For example, since OpenAI’s chatbot ChatGPT was launched in November students have already started using it to cheat by writing essays for them. News website CNET has used ChatGPT to write articles, only to have to issue corrections amid accusations of plagiarism. But there is a promising way to spot AI text: by embedding hidden patterns that let us identify AI-generated text into these systems before they’re released.
In studies, these watermarks have already shown that they can identify AI-generated text with near certainty. One, developed by a team at the University of Maryland, was able to spot text created by Meta’s open source language model, OPT-6.7B, using a detection algorithm they built. The work is described in a paper that’s yet to be peer reviewed, and the code will be available for free around February 15.
AI language models work by predicting and generating one word at a time.

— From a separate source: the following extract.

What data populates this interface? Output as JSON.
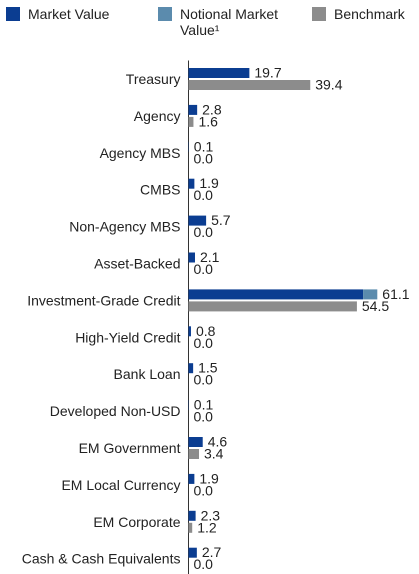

After each word, the watermarking algorithm randomly divides the language model’s vocabulary into words on a “greenlist” and a “redlist,” and then prompts the language model to choose words on the greenlist.
The more greenlisted words in a passage, the more likely it is that the text is generated by a machine. Text written by a person tends to contain a more random mix of words. For example, for the word “beautiful”, the watermarking algorithm could classify the word “flower” as green, and “orchid” as red. The AI model with the watermarking algorithm would be more likely to use the word “flower” than “orchid,” explains Tom Goldstein, an assistant professor at the University of Maryland, who was involved in the research.